The Mudcat Café TM
Thread #123472   Message #2721824
Posted By: Mick Pearce (MCP)
11-Sep-09 - 04:15 PM
Thread Name: The Folk Process
Subject: RE: The Folk Process
I despair of these threads. There seems to be an inability of people to understand the basics of any scientific argument. Logic and balance of proof of points seems to be beyond the grasp of some participants. I normally confine myself to posting tunes and lyrics, but there's a certain morbid fascination in reading this. So without wishing to get drawn into the debate on what is folk/the folk-process/the tradition - all of which seem to be rehashing the same things - here's a few observations on this thread.



I don't intend to check all the references, but as far as Child 61 - Sir Cawline - goes, although Child may give only a single set, my copy of Roud's index lists 13 entries for the song under a three or four titles. I suspect if I bothered to check others in the list of singular entries from Child a similar situation would apply. Having a song once or more than once in folk-collections is not really relevant (I have a friend is has a special interest in songs that have only been collected from a single source). These are snapshots of a particular place at a particular time; nothing more. And with regard to Child, it has already been mentioned that he was interested in ballad text, not folk songs as we would understand them (in any sense of the word).


Quality of songs (and the criterion of quality doesn't matter) is an irrelevance that Dick brings up repeatedly. There is dross in all genres of songs; but being dross doesn't prevent the song being an example of the genre. As a child, on car journeys, my parents sang to me The Birdy Song (Let's all sing like the birdies sing...). I learned it orally and I might sing it to other children, who might pass it on. I might well consider it a folk-song. That doesn't mean it isn't a rubbish song. If there is such a thing as a folk-process, you might expect that over time the dross would be weeded out;people will remember and sing the better songs. But not necessarily - one man's dross may be another's gold nugget. Applying a goodness quality criterion to select songs is no better than the (different) selectiveness that the 19th/20th century collectors have been accused of. All goodness tells you is whether the song is a good folk song or a bad folk song; nothing more. Whether you choose to sing it or not, whether anyone will listen to it or not is a different question. I'm now begging you - Please, please, please stop asking if Masters of War is better than Hitler's Only Got One Ball (or whatever).

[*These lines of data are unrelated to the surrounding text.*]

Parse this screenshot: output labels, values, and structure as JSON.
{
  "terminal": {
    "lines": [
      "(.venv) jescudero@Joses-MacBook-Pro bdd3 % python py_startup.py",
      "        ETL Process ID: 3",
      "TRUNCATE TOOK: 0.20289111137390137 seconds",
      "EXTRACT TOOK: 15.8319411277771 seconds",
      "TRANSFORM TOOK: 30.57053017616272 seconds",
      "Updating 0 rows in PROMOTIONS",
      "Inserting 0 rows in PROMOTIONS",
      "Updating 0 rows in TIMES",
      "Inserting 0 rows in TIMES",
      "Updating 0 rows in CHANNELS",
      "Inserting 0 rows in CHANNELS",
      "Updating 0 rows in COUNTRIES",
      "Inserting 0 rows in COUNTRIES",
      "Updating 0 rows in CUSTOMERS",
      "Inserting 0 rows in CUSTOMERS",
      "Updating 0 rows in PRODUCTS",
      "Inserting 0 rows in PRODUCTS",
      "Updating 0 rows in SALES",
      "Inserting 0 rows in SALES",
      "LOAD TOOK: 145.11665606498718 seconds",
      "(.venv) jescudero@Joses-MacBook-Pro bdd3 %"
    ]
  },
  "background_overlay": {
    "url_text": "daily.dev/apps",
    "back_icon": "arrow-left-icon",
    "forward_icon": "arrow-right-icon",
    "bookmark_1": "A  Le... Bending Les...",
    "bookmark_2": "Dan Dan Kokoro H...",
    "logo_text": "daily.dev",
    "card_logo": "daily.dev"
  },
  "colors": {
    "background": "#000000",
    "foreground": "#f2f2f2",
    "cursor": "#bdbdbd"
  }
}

As far as I can see it, the countless times across these threads noone has disputed that Masters of War is a good song; they've only disputed whether it can be called a folk-song. (And for what it's worth Lloyd would dispute about the commonality of Masters of War with traditional song; IIRC he says at the end of FSE with respect to protest songs something along the lines of protest songs are fairly rare in the English tradition. But that's his opinion and that is something you could debate).


The general point seems to be that Dick (and some others) wants modern written songs to be called folk songs - his post of 03:35 has at the start modern folksongs, which precludes any disputation of their naming; the other side wants modern written songs to be in a different category from what we may recognise as traditional songs (this is the same argument that Lloyd was making in the article cited in a recent thread; in FSE he thought it did a disservice to the modern songs to call them folk-songs - maybe if Bob Dylan hadn't been so strongly associated with folk he would't have been booed so much for refusing to work on Maggie's Farm). In general usage the boat has probably sailed - they are all indiscriminately referred to as folk songs. Personally, I see nothing wrong in distinguishing them in a technical sense; it doesn't stop me singing Masters Of War any more than having them all called folk songs would stop me singing The Lass Of Lochroyal. But noone's changing sides. One side has a set of criteria which has been used in the past to define folk-songs; Dick offers a new set of criteria which would allow him to include modern written songs as folk-songs. No-one is seeing any merit in the others' viewpoint. Save yourselves from the endless name-calling and mudslinging and retire these threads gracefully.